The predatory bush cricket has a remarkable life history, with the entire population consisting solely of females (there are two records of males in old literature, although these are doubtful) (6). Therefore, reproduction relies on parthenogenesis, where unfertilised eggs develop into ‘clones’ of the mother.
The female predatory bush cricket uses her ovipositor to deposit 25 to 80 eggs in the soil; in France this takes place during August and September (5). These eggs, which are amongst the largest known for insects, with a mean length and width of 11.9 millimetres and 3.8 millimetres respectively (4), usually hatch after two to three years of diapause, but may remain in the soil for up to five years. The eggs hatch after May, and the first adults are observed in July. Just four weeks after becoming an adult, the female begins egg-laying, which continues throughout the cricket’s incredibly brief life of just four to six months (5).

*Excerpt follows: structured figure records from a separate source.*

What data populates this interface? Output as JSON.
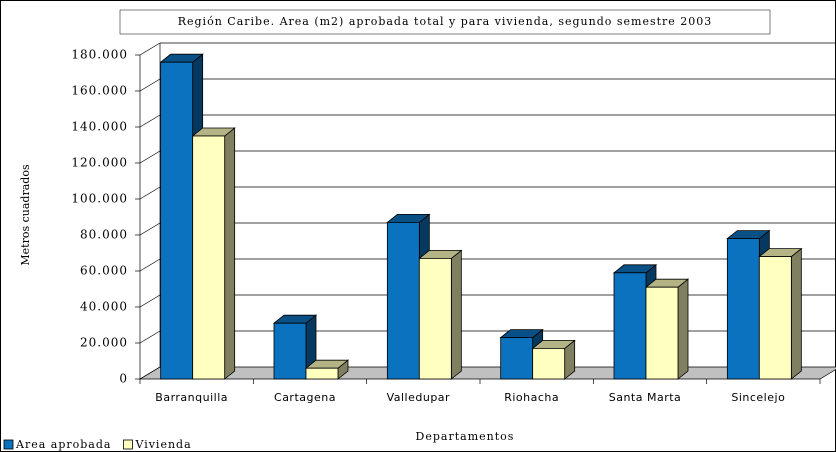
{
  "chart_data": {
    "type": "bar3d",
    "title": "Región Caribe. Area (m2) aprobada total y para vivienda, segundo semestre 2003",
    "x_label": "Departamentos",
    "y_label": "Metros cuadrados",
    "categories": [
      "Barranquilla",
      "Cartagena",
      "Valledupar",
      "Riohacha",
      "Santa Marta",
      "Sincelejo"
    ],
    "series": [
      {
        "name": "Area aprobada",
        "color": "#0b72bf",
        "values": [
          176000,
          31000,
          87000,
          23000,
          59000,
          78000
        ]
      },
      {
        "name": "Vivienda",
        "color": "#ffffc0",
        "values": [
          135000,
          6000,
          67000,
          17000,
          51000,
          68000
        ]
      }
    ],
    "ylim": [
      0,
      180000
    ],
    "yticks": [
      0,
      {
        "value": 20000,
        "label": "20.000"
      },
      {
        "value": 40000,
        "label": "40.000"
      },
      {
        "value": 60000,
        "label": "60.000"
      },
      {
        "value": 80000,
        "label": "80.000"
      },
      {
        "value": 100000,
        "label": "100.000"
      },
      {
        "value": 120000,
        "label": "120.000"
      },
      {
        "value": 140000,
        "label": "140.000"
      },
      {
        "value": 160000,
        "label": "160.000"
      },
      {
        "value": 180000,
        "label": "180.000"
      }
    ],
    "grid": true,
    "legend": "bottom-left"
  }
}
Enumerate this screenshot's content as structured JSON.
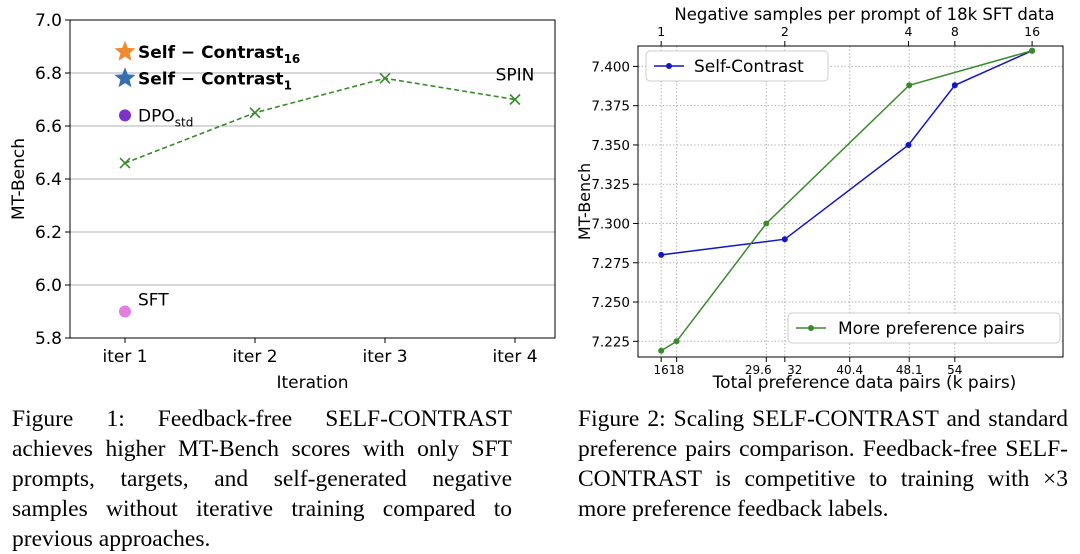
{
  "chart_data": [
    {
      "type": "scatter",
      "xlabel": "Iteration",
      "ylabel": "MT-Bench",
      "categories": [
        "iter 1",
        "iter 2",
        "iter 3",
        "iter 4"
      ],
      "ylim": [
        5.8,
        7.0
      ],
      "yticks": [
        "5.8",
        "6.0",
        "6.2",
        "6.4",
        "6.6",
        "6.8",
        "7.0"
      ],
      "grid": "horizontal",
      "series": [
        {
          "name": "SPIN",
          "style": "dashed-line-x",
          "color": "#3a8a2c",
          "x": [
            "iter 1",
            "iter 2",
            "iter 3",
            "iter 4"
          ],
          "values": [
            6.46,
            6.65,
            6.78,
            6.7
          ]
        }
      ],
      "points": [
        {
          "label": "Self − Contrast",
          "sub": "16",
          "x": "iter 1",
          "y": 6.88,
          "marker": "star",
          "color": "#f08a30"
        },
        {
          "label": "Self − Contrast",
          "sub": "1",
          "x": "iter 1",
          "y": 6.78,
          "marker": "star",
          "color": "#3470b0"
        },
        {
          "label": "DPO",
          "sub": "std",
          "x": "iter 1",
          "y": 6.64,
          "marker": "circle",
          "color": "#7b32c8"
        },
        {
          "label": "SFT",
          "x": "iter 1",
          "y": 5.9,
          "marker": "circle",
          "color": "#e07fe0"
        }
      ],
      "spin_label": "SPIN"
    },
    {
      "type": "line",
      "title": "Negative samples per prompt of 18k SFT data",
      "xlabel": "Total preference data pairs (k pairs)",
      "ylabel": "MT-Bench",
      "xlim": [
        13,
        68
      ],
      "ylim": [
        7.215,
        7.413
      ],
      "yticks": [
        "7.225",
        "7.250",
        "7.275",
        "7.300",
        "7.325",
        "7.350",
        "7.375",
        "7.400"
      ],
      "xticks_bottom": [
        "16",
        "18",
        "29.6",
        "32",
        "40.4",
        "48.1",
        "54"
      ],
      "xticks_top": [
        "1",
        "2",
        "4",
        "8",
        "16"
      ],
      "grid": "dotted",
      "legend_placement": "top-left / bottom-right",
      "series": [
        {
          "name": "Self-Contrast",
          "color": "#1515c8",
          "x": [
            16,
            32,
            48,
            54,
            64
          ],
          "values": [
            7.28,
            7.29,
            7.35,
            7.388,
            7.41
          ]
        },
        {
          "name": "More preference pairs",
          "color": "#3a8a2c",
          "x": [
            16,
            18,
            29.6,
            48.1,
            64
          ],
          "values": [
            7.219,
            7.225,
            7.3,
            7.388,
            7.41
          ]
        }
      ],
      "legend_bottom": "More preference pairs",
      "legend_top": "Self-Contrast"
    }
  ],
  "captions": {
    "fig1": "Figure 1: Feedback-free SELF-CONTRAST achieves higher MT-Bench scores with only SFT prompts, targets, and self-generated negative samples without iterative training compared to previous approaches.",
    "fig2": "Figure 2: Scaling SELF-CONTRAST and standard preference pairs comparison. Feedback-free SELF-CONTRAST is competitive to training with ×3 more preference feedback labels."
  }
}
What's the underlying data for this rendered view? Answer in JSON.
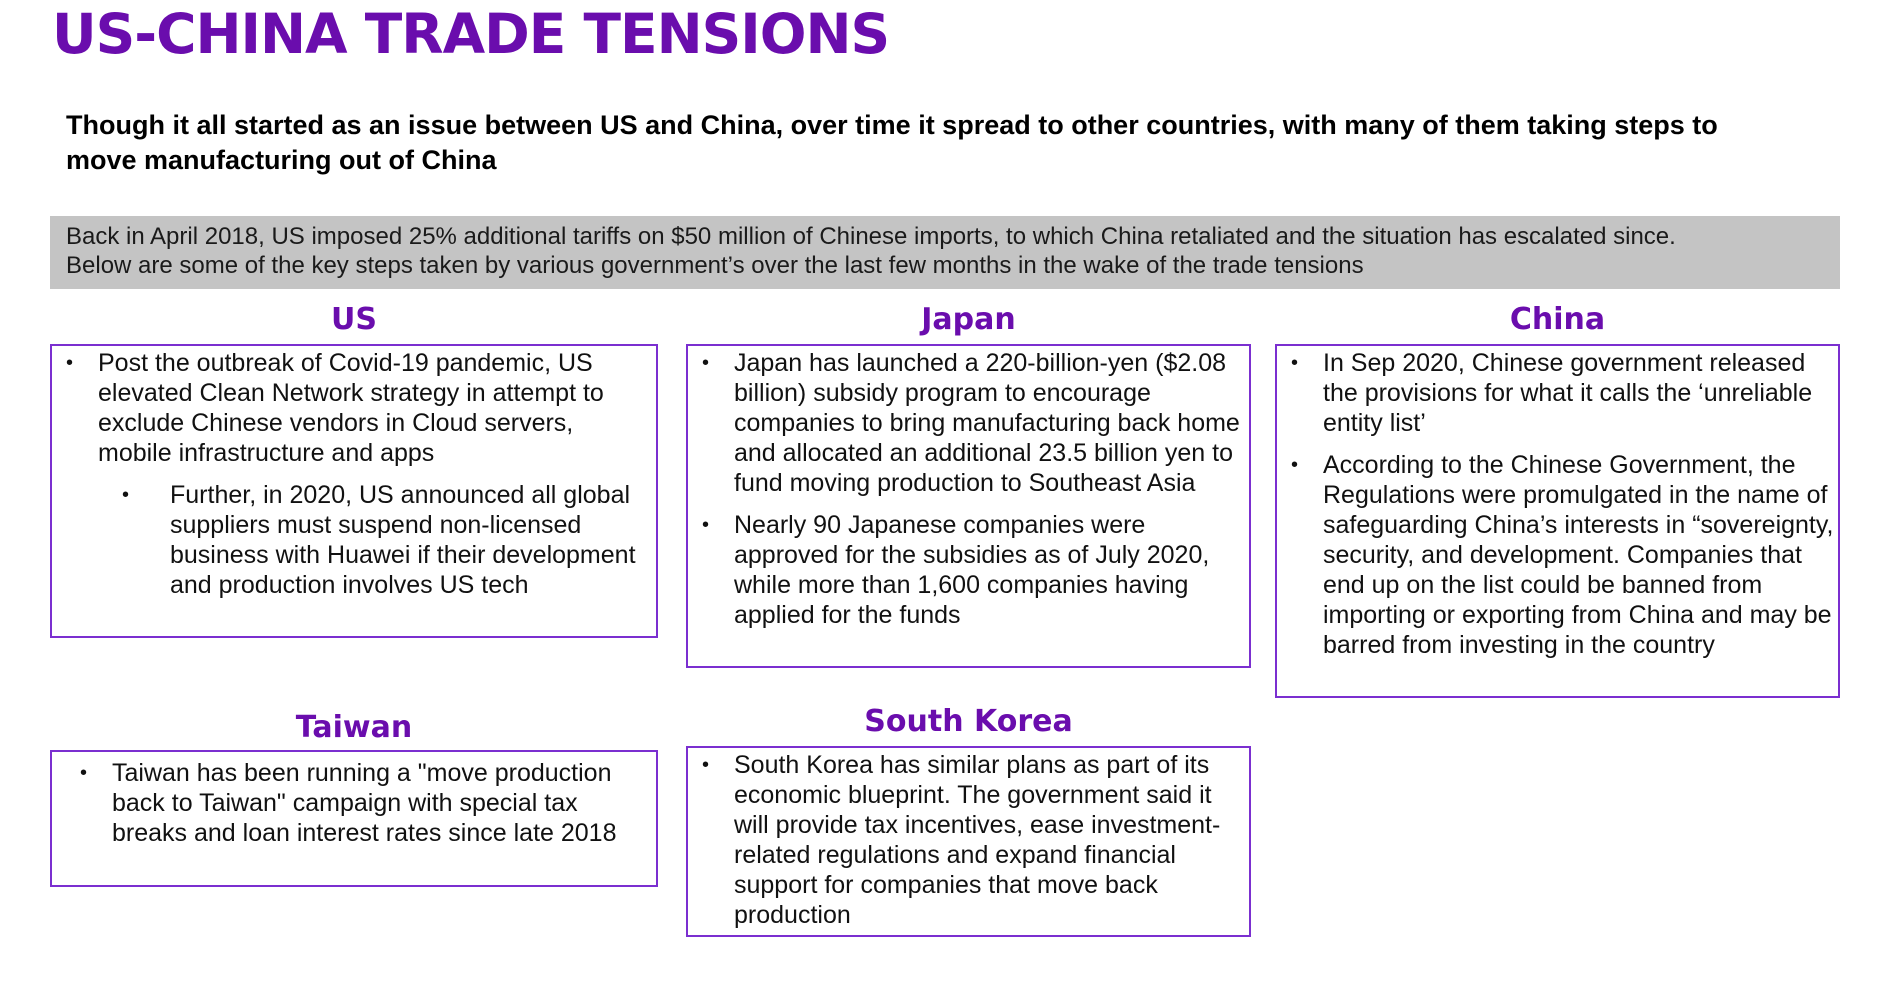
{
  "title": "US-CHINA TRADE TENSIONS",
  "subtitle": "Though it all started as an issue between US and China, over time it spread to other countries, with many of them taking steps to move manufacturing out of China",
  "intro": {
    "line1": "Back in April 2018, US imposed 25% additional tariffs on $50 million of Chinese imports, to which China retaliated and the situation has escalated since.",
    "line2": "Below are some of the key steps taken by various government’s over the last few months in the wake of the trade tensions"
  },
  "colors": {
    "accent": "#6a0dad",
    "box_border": "#7b2fd0",
    "intro_bg": "#c4c4c4"
  },
  "bullet_symbol": "•",
  "sections": {
    "us": {
      "heading": "US",
      "bullets": [
        "Post the outbreak of Covid-19 pandemic, US elevated Clean Network strategy in attempt to exclude Chinese vendors in Cloud servers, mobile infrastructure and apps"
      ],
      "sub_bullets": [
        "Further, in 2020, US announced all global suppliers must suspend non-licensed business with Huawei if their development and production involves US tech"
      ]
    },
    "japan": {
      "heading": "Japan",
      "bullets": [
        "Japan has launched a 220-billion-yen ($2.08 billion) subsidy program to encourage companies to bring manufacturing back home and allocated an additional 23.5 billion yen to fund moving production to Southeast Asia",
        "Nearly 90 Japanese companies were approved for the subsidies as of July 2020, while more than 1,600 companies having applied for the funds"
      ]
    },
    "china": {
      "heading": "China",
      "bullets": [
        "In Sep 2020, Chinese government released the provisions for what it calls the ‘unreliable entity list’",
        "According to the Chinese Government, the Regulations were promulgated in the name of safeguarding China’s interests in “sovereignty, security, and development. Companies that end up on the list could be banned from importing or exporting from China and may be barred from investing in the country"
      ]
    },
    "taiwan": {
      "heading": "Taiwan",
      "bullets": [
        "Taiwan has been running a \"move production back to Taiwan\" campaign with special tax breaks and loan interest rates since late 2018"
      ]
    },
    "south_korea": {
      "heading": "South Korea",
      "bullets": [
        "South Korea has similar plans as part of its economic blueprint. The government said it will provide tax incentives, ease investment-related regulations and expand financial support for companies that move back production"
      ]
    }
  }
}
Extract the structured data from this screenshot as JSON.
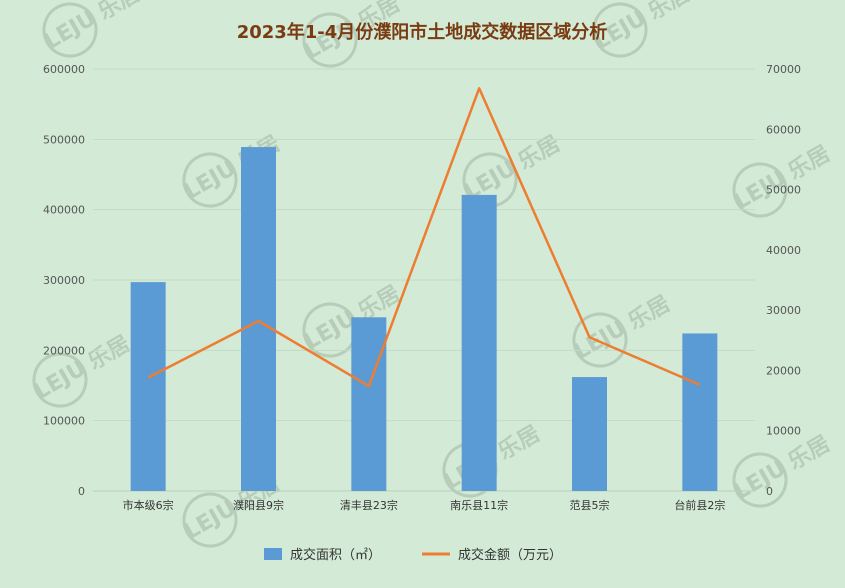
{
  "watermark": {
    "brand_cn": "乐居",
    "brand_en": "LEJU"
  },
  "chart_data": {
    "type": "bar",
    "title": "2023年1-4月份濮阳市土地成交数据区域分析",
    "categories": [
      "市本级6宗",
      "濮阳县9宗",
      "清丰县23宗",
      "南乐县11宗",
      "范县5宗",
      "台前县2宗"
    ],
    "series": [
      {
        "name": "成交面积（㎡）",
        "type": "bar",
        "axis": "left",
        "color": "#5b9bd5",
        "values": [
          297000,
          489000,
          247000,
          421000,
          162000,
          224000
        ]
      },
      {
        "name": "成交金额（万元）",
        "type": "line",
        "axis": "right",
        "color": "#ed7d31",
        "values": [
          18800,
          28200,
          17400,
          66800,
          25500,
          17600
        ]
      }
    ],
    "y_left": {
      "min": 0,
      "max": 600000,
      "ticks": [
        0,
        100000,
        200000,
        300000,
        400000,
        500000,
        600000
      ]
    },
    "y_right": {
      "min": 0,
      "max": 70000,
      "ticks": [
        0,
        10000,
        20000,
        30000,
        40000,
        50000,
        60000,
        70000
      ]
    },
    "grid": true,
    "legend_position": "bottom"
  }
}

The predatory bush cricket is at its most active at twilight and during the night (4). It feeds upon grasshoppers, locusts and some mantids and, like other Saga species known for their cannibalistic tendencies, it will also feed on other bush crickets (5). On average, 11 grasshoppers or crickets are consumed each week (4). When prey is spotted, the cricket raises up on its hind- and mid-legs and moves towards the prey, slowly waving its fore-legs (2). Suddenly leaping on its unsuspecting victim, the prey is clasped with the fore- and mid-legs, and killed by a bite to the throat (5). The predatory bush cricket itself is prey for a variety of animals, including birds, rodents, lizards, frogs and toads (5).